Nach Angaben des öffentlich-rechtlichen Fernsehens des Landes werden auch zahlreiche prominente Unternehmer und Künstler genannt. Infrage gestellt wird gleichzeitig aber auch, ob nach der publikumswirksamen Aktion nun auch mit der Begleichung der ausstehenden Steuerschulden zu rechnen ist. Demnach seien viele Schuldner bereits in Haft bzw. mit ihren Unternehmen pleitegegangen. Auch von der dpa befragte Experten gingen davon aus, dass der Staat „im besten Fall ein Fünftel dieser Schulden kassieren könnte“.

Die Regierung unter Ministerpräsident Lucas Papademos zeigte sich zuletzt dennoch entschlossen, hart gegen Steuersünder vorzugehen. Allein in den vergangenen zwei Monaten wurden von den Steuerfahnder und der Polizei rund 90 Unternehmer festgenommen, die dem Staat große Summen schulden.

Korruptionsverdacht gegen Topsteuerbeamten

Doch nicht nur der Internationale Währungsfonds (IWF) kritisierte erst im Dezember die aus seiner Sicht zu wenig effektive Vorgangsweise gegen Griechenlands Steuersünder. Zuletzt sorgte unter anderem ein handfester Korruptionsskandal für einen empfindlichen Rückschlag. Der Grund: Bei dem wegen des Verdachts des Amtsmissbrauchs Angeklagten handelt es sich um einen der höchsten Steuerbeamten des Landes. Der zuletzt für Steuern und Zölle zuständige Beamte im Finanzministerium, Ioannis Kapeleris, musste Anfang Jänner wegen der Anschuldigungen der Veruntreuung von Steuergeldern zurücktreten.

Die Athener Staatsanwaltschaft wirft ihm und einem seiner Mitarbeiter unter anderem vor, Heizölschmuggler verschont zu haben. Dem Staat seien dabei mindestens 15 Millionen Euro entgangen, hieß es von der Anklagebehörde, wie die halbamtliche Nachrichtenagentur ANA berichtete.
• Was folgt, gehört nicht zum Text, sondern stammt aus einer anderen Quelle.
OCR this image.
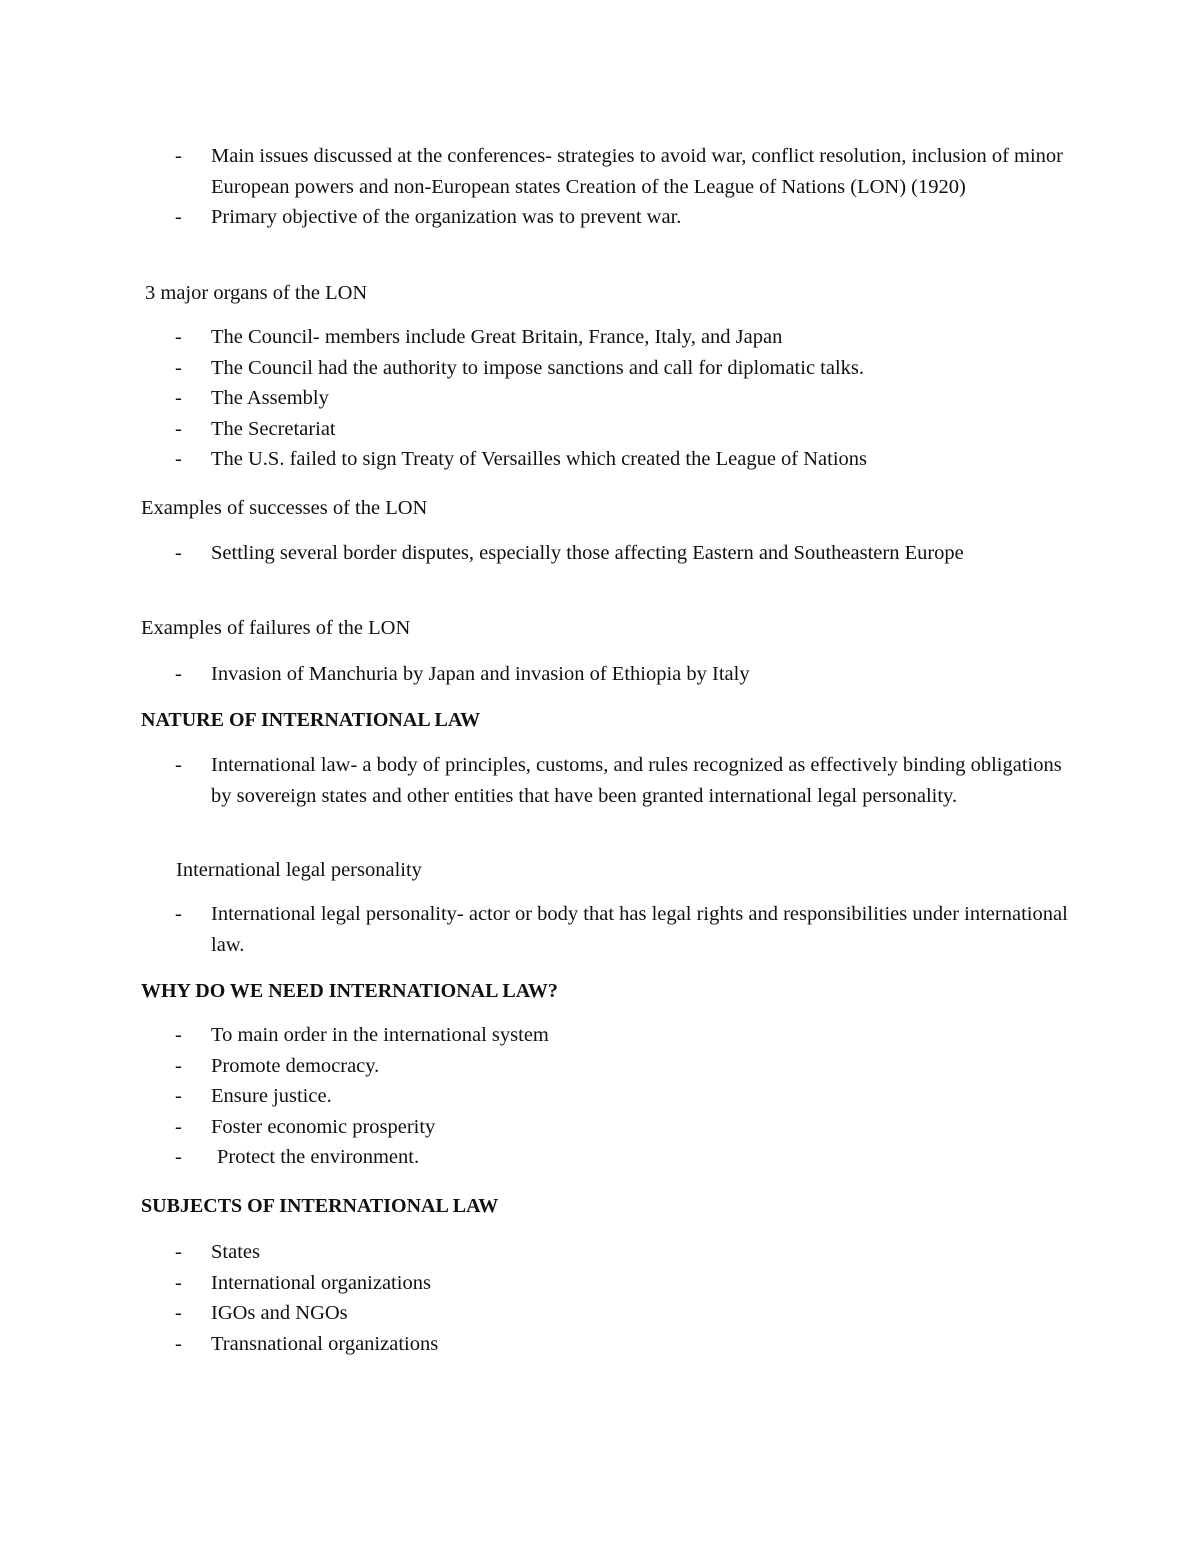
- Main issues discussed at the conferences- strategies to avoid war, conflict resolution, inclusion of minor European powers and non-European states Creation of the League of Nations (LON) (1920)
- Primary objective of the organization was to prevent war.
3 major organs of the LON
- The Council- members include Great Britain, France, Italy, and Japan
- The Council had the authority to impose sanctions and call for diplomatic talks.
- The Assembly
- The Secretariat
- The U.S. failed to sign Treaty of Versailles which created the League of Nations
Examples of successes of the LON
- Settling several border disputes, especially those affecting Eastern and Southeastern Europe
Examples of failures of the LON
- Invasion of Manchuria by Japan and invasion of Ethiopia by Italy
NATURE OF INTERNATIONAL LAW
- International law- a body of principles, customs, and rules recognized as effectively binding obligations by sovereign states and other entities that have been granted international legal personality.
International legal personality
- International legal personality- actor or body that has legal rights and responsibilities under international law.
WHY DO WE NEED INTERNATIONAL LAW?
- To main order in the international system
- Promote democracy.
- Ensure justice.
- Foster economic prosperity
- Protect the environment.
SUBJECTS OF INTERNATIONAL LAW
- States
- International organizations
- IGOs and NGOs
- Transnational organizations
Kapeleris wies die Anschuldigungen im griechischen Rundfunk zurück.

Rücktritt vom Rücktritt

Die Anklage gegen Kapeleris erhob Grigoris Peponis, einer der beiden Staatsanwälte, die erst im September eingesetzt worden waren, um große Steuersünder zur Rechenschaft zu ziehen und die Schattenwirtschaft zu bekämpfen. Peponis und sein Amtskollege Spyros Mouzakitis sahen sich zuletzt aber bei ihrer Arbeit behindert. Sie traten am 29. Dezember zurück, nahmen den Schritt zwei Tage später aber zurück, offensichtlich nach Garantien von Vorgesetzten, die ihnen ungehindertes Vorgehen garantierten.

Die Steuerhinterziehung ist einer der Hauptgründe für die dramatische Finanzlage Griechenlands. Experten haben ausgerechnet, dass das Land binnen zehn Jahren keine Finanzprobleme mehr hätte, wenn der Staat alle Steuern eintreiben könnte.